La nueva revisión, realizada por investigadores de los Institutos Nacionales de la Salud (NIH) de EE. UU., encontró que los adultos vacunados que contrajeron infecciones postvacunación raras veces enfermaron de gravedad. La insuficiencia respiratoria, la necesidad de tratamiento en una unidad de cuidados intensivos, y la muerte también fueron muy poco comunes.

"Las vacunas tienen una alta efectividad y reducen en gran medida el riesgo de resultados graves por la COVID-19", señaló el investigador sénior, el Dr. Sameer Kadri, director de epidemiología clínica del Departamento de Medicina de Atención Crítica del Centro Clínico del NIH, en Bethesda, Maryland.

Los datos cubrieron un periodo de marzo de 2020 a octubre de 2021, cuando la grave variante delta del SARS-CoV-2 se propagó por todo Estados Unidos.

La ómicron, una variante que evade mejor la inmunidad pero que tiende a producir una enfermedad menos grave, todavía no había surgido.

La revisión incluyó datos de 1.2 millones de personas que estaban vacunadas por completo contra la COVID.

Entre las personas que tenían el riesgo más alto de enfermedad grave o muerte se encontraban las de a partir de 65 años, además de las que tenían unos sistemas inmunitarios comprometidos o enfermedades crónicas, como las que afectan a los riñones, el corazón, los pulmones, el hígado o el sistema nervioso, encontró el estudio.

Por cada 10,000 pacientes vacunados que desarrollaron COVID, 1.5 murieron y 18 tuvieron resultados graves, según el estudio. Todos los que tuvieron peores resultados presentaban al menos un factor de riesgo que los dejaba vulnerables a una COVID grave, y casi 8 de cada 10 que fallecieron tenían cuatro o más.

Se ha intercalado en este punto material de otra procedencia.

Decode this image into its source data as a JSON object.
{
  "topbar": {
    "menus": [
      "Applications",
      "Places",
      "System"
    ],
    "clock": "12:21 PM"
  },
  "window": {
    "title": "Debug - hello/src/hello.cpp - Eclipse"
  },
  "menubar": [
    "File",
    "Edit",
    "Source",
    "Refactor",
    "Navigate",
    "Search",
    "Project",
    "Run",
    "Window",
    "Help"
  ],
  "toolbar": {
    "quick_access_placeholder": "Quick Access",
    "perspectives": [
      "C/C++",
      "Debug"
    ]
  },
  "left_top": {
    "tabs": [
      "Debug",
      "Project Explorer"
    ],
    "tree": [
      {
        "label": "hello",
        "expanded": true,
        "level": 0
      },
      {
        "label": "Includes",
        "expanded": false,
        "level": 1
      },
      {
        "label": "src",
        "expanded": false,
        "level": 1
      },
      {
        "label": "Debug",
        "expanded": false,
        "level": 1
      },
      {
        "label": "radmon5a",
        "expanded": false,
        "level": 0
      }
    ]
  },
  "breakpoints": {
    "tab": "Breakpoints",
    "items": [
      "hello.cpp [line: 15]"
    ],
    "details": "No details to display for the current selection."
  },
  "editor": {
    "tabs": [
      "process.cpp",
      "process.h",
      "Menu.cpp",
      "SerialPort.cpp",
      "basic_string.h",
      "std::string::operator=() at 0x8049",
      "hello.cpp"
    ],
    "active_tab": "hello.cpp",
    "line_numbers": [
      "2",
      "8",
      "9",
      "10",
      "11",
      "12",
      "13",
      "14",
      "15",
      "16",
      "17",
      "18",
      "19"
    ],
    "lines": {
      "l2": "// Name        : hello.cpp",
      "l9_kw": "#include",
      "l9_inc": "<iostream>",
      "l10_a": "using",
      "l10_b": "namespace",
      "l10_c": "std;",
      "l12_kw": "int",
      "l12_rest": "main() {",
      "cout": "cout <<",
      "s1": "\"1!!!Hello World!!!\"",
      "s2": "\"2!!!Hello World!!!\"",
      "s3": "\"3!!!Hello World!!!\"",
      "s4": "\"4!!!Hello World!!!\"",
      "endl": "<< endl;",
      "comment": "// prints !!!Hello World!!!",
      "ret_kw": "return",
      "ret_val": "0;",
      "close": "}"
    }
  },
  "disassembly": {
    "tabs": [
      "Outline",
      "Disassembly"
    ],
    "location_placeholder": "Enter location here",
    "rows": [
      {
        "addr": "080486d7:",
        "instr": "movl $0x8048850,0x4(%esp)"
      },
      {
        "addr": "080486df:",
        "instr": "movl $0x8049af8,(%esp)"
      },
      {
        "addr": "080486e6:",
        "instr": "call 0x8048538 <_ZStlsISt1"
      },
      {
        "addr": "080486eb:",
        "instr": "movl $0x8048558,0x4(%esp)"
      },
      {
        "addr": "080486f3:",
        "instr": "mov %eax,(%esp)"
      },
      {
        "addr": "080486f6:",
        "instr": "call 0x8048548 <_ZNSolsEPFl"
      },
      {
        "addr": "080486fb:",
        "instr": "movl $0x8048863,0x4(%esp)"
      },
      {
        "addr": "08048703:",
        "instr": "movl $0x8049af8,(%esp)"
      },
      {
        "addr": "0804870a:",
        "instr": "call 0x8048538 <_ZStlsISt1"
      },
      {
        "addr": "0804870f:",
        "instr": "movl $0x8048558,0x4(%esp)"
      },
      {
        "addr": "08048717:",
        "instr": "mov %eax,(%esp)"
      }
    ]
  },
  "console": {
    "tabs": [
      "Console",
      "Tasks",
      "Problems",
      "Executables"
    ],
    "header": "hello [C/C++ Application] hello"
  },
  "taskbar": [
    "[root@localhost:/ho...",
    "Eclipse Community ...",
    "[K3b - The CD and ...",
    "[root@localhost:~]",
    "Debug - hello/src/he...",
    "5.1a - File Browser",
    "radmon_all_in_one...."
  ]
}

Además de recibir dos dosis de la vacuna de Pfizer o la de Moderna, o una dosis de la vacuna de Johnson & Johnson, las dosis de refuerzo ofrecen una protección adicional, apuntaron los investigadores.

Los Centros para el Control y la Prevención de Enfermedades (CDC) de EE. UU. recomiendan los refuerzos de Moderna y J&J para las personas de a partir de 18 años, y el refuerzo de Pfizer para todas las personas de a partir de 12 años.

"Incrementar la cobertura de la vacunación contra la COVID-19 es una prioridad de salud pública", aseguró Kadri, y añadió que las vacunas quizá no solo ralenticen la propagación del virus, sino que también podrían ayudar a prevenir la aparición de nuevas variantes.

En cuanto a las personas vacunadas que sufren un caso de COVID postvacunación, el tratamiento con anticuerpos monoclonales puede limitar de forma efectiva la gravedad de la infección, señalaron los investigadores.

A medida que aparecen nuevas variantes del virus, será importante desarrollar nuevos tratamientos para las personas que ya estén vacunadas, sobre todo las que tienen un riesgo de una enfermedad grave, añadieron.

Varias medidas pueden ayudar a reducir el riesgo de una enfermedad grave.

"Para reducir el riesgo de resultados graves con la COVID-19, las personas vacunadas de a partir de 65 años, las personas inmunocomprometidas o que tienen otras afecciones subyacentes, deben recibir atención de gestión de la enfermedad crónica, tomar medidas de precaución para reducir la exposición (como usar una máscara y el distanciamiento físico), recibir dosis primarias y de refuerzo adicionales de las vacunas, y recibir una terapia farmacológica efectiva según sea necesario", planteó Kadri.

El Dr. Marc Siegel, experto en enfermedades infecciosas, es profesor clínico de medicina del Centro Médico Langone de la NYU, en la ciudad de Nueva York. Afirmó que mejorar las tasas de vacunación de refuerzo es una prioridad esencial de salud pública.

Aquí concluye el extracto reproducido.